Of the firm’s 34.6 megawatts of landfill gas capacity, about 16 megawatts of that are under avoided cost contracts with Consumers Energy, said Marc Pauley, commodity manager for Granger Energy Services.
While the company’s contracts don’t expire for another eight to 10 years, Pauley said Granger may have options to sell the generation to alternative energy suppliers if the avoided costs with Consumers are uneconomical. He added that he’s “cautiously optimistic” that the commission will land at a fair price.
“This, of course, affects us statewide,” said Pauley, who added that it’s too soon to tell what, exactly, may happen to the company’s landfill gas operations. “From the independent power producers’ side, this is really simple. It’s made complicated by the investor-owned utilities because any regulated utility wants to own and control every aspect of their portfolio.”
OPPORTUNITY FOR RENEWABLES
While existing facilities remain concerned about the final avoided cost determination, others say the steps taken so far by the MPSC could open the door for more renewable generation in general — and solar in particular — to come online in the coming years.

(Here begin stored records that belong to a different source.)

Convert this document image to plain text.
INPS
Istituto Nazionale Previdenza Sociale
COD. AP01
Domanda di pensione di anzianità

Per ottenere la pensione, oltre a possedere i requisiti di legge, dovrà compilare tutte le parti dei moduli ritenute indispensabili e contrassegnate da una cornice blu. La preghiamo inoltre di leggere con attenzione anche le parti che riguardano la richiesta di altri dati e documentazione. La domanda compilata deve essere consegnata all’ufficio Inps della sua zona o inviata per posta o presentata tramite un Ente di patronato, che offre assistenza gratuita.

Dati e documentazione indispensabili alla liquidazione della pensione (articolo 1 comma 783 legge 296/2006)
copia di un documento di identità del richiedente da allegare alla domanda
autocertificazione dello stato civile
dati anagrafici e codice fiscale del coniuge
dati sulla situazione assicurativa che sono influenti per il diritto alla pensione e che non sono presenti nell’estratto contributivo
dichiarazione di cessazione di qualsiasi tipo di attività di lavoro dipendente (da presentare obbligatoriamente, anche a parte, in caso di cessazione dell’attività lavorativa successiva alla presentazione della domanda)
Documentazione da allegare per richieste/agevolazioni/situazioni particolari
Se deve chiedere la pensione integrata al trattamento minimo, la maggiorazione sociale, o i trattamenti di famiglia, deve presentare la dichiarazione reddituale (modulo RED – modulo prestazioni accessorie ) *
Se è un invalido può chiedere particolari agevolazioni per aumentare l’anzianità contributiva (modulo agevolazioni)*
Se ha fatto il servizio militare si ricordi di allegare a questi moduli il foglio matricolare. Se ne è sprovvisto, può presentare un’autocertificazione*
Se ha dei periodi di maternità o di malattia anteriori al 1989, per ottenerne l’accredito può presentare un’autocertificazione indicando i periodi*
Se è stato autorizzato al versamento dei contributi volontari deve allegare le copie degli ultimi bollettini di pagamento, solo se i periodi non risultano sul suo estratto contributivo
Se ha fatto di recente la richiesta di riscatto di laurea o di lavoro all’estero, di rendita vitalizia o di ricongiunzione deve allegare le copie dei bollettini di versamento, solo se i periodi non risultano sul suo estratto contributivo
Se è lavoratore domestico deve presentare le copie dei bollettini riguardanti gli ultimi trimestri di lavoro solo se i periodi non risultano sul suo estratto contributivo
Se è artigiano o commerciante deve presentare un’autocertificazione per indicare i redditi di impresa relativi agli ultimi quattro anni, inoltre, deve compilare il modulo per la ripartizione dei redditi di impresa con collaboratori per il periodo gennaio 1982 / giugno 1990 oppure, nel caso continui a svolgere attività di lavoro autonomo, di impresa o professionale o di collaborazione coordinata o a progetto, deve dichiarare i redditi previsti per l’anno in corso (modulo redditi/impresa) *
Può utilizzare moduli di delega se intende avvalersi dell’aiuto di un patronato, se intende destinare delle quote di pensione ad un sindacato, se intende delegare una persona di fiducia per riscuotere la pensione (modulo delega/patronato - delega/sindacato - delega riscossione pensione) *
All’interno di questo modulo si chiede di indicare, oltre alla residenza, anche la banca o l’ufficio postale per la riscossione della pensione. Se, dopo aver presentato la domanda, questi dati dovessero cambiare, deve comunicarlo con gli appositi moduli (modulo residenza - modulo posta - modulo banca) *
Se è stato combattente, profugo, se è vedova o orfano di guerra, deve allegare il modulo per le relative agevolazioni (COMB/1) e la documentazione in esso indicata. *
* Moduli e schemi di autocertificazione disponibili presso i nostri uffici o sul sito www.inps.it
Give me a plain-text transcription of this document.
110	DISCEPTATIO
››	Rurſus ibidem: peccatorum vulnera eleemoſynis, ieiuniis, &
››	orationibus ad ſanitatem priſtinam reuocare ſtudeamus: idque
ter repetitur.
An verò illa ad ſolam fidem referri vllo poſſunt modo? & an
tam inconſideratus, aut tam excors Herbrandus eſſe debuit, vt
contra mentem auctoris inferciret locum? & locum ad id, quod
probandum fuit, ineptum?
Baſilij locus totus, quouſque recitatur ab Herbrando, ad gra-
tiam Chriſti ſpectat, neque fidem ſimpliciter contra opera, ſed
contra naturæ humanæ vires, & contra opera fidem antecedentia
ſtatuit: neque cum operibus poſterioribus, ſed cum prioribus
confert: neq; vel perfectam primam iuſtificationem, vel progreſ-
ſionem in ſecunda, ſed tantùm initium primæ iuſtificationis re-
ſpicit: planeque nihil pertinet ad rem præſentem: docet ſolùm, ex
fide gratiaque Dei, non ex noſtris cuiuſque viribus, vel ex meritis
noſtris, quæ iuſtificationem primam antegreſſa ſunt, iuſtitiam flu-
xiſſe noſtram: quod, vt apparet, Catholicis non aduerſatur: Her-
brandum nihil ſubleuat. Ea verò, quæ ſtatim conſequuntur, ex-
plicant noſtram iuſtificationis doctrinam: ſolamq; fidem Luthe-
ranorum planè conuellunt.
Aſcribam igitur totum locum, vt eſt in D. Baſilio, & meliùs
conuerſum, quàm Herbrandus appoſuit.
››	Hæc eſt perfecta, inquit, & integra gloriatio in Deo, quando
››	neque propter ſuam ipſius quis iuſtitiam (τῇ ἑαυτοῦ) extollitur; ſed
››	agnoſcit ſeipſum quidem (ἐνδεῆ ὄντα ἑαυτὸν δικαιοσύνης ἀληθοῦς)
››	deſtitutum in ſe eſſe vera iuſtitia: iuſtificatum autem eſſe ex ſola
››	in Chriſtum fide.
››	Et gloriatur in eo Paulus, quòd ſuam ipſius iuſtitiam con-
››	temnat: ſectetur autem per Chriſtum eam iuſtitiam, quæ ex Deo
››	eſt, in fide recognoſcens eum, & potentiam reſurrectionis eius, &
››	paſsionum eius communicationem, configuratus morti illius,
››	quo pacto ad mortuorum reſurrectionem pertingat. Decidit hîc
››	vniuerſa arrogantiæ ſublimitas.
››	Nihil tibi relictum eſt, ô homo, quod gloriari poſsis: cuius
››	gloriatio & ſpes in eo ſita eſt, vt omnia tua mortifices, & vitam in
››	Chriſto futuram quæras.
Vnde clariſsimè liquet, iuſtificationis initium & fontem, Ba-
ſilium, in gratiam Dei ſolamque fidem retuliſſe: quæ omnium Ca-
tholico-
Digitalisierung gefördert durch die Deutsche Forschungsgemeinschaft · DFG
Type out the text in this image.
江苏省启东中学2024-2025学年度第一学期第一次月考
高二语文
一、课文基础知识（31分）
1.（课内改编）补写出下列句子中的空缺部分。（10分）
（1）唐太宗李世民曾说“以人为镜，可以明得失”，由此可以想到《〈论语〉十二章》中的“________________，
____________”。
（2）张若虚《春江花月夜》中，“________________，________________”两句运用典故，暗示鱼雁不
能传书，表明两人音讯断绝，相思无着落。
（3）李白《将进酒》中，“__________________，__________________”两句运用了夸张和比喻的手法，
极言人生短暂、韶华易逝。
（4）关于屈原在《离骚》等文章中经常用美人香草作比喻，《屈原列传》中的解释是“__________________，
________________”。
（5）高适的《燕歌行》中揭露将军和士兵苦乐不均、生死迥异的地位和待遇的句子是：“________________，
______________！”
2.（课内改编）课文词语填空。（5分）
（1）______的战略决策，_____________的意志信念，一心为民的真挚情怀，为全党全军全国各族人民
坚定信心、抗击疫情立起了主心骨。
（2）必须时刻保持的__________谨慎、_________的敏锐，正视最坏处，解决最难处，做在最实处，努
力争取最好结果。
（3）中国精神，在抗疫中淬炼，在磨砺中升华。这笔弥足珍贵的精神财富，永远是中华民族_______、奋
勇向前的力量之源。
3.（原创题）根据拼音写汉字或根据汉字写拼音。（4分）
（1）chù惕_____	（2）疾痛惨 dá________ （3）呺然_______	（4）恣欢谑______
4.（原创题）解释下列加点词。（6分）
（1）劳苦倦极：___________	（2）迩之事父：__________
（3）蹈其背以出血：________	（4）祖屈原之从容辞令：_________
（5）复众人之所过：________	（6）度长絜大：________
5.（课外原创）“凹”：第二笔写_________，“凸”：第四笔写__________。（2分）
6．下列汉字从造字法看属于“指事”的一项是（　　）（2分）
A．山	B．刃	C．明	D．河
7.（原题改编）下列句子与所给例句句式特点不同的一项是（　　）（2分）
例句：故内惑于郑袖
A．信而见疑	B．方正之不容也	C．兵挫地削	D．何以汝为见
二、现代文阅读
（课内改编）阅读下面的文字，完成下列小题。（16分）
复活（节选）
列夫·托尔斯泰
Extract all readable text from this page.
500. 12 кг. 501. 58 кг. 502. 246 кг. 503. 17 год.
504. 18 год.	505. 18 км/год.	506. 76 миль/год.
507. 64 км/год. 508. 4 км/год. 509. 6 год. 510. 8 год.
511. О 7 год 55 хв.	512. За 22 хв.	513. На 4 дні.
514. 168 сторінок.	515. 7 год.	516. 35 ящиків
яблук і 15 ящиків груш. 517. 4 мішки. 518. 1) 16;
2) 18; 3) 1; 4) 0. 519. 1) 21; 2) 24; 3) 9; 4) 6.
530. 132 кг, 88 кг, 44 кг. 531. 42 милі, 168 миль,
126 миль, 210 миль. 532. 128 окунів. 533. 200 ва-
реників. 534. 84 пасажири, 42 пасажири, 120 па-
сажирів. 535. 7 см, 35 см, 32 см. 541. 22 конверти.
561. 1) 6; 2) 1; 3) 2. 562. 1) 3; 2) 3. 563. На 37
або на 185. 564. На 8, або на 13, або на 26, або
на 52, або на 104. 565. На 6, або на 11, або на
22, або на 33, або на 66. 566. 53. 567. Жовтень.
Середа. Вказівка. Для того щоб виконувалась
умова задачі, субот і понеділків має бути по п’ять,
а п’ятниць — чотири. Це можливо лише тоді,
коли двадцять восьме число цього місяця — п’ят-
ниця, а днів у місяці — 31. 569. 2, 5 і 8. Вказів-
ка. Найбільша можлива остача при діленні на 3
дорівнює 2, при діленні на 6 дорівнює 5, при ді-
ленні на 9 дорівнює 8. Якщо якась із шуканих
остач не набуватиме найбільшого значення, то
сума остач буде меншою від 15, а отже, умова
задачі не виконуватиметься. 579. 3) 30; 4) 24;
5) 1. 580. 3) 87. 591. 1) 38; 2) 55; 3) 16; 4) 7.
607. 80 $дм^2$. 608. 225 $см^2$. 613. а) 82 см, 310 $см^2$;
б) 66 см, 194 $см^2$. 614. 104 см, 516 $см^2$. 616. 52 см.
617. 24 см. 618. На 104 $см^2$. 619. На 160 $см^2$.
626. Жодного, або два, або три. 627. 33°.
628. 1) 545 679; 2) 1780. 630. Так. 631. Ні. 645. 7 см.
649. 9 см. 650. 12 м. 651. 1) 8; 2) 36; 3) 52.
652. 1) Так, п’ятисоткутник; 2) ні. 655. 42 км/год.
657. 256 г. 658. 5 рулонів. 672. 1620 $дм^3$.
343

Clean energy advocates say the declining cost of solar energy makes it particularly open for development. Avoided contracts are for plants under 20 megawatts, which generally limits wind projects.
“This definitely opens the door for more solar development,” Margrethe Kearney, an attorney based in Grand Rapids with the Environmental Law and Policy Center, told Midwest Energy News in June. “The price of solar is coming down, and this will ensure utilities aren’t able to discriminate against small solar projects.”
Ultimately, independent power producers say they want to maintain the fair rates that have kept their facilities open for decades, and that Consumers’ proposal doesn’t amount to discrimination since the federal PURPA law requires utilities to enter into these contracts if the energy is available.
The MPSC has taken steps in the right direction, but the prolonged battle has frustrated companies and officials across the state.
“Why — as a municipal government that has an integrated management system for waste and decided to solve that problem — are we having to fight for our lives?” said Baas of Kent County. “Why does it seem like Consumers is doing everything they can to put us out of business?”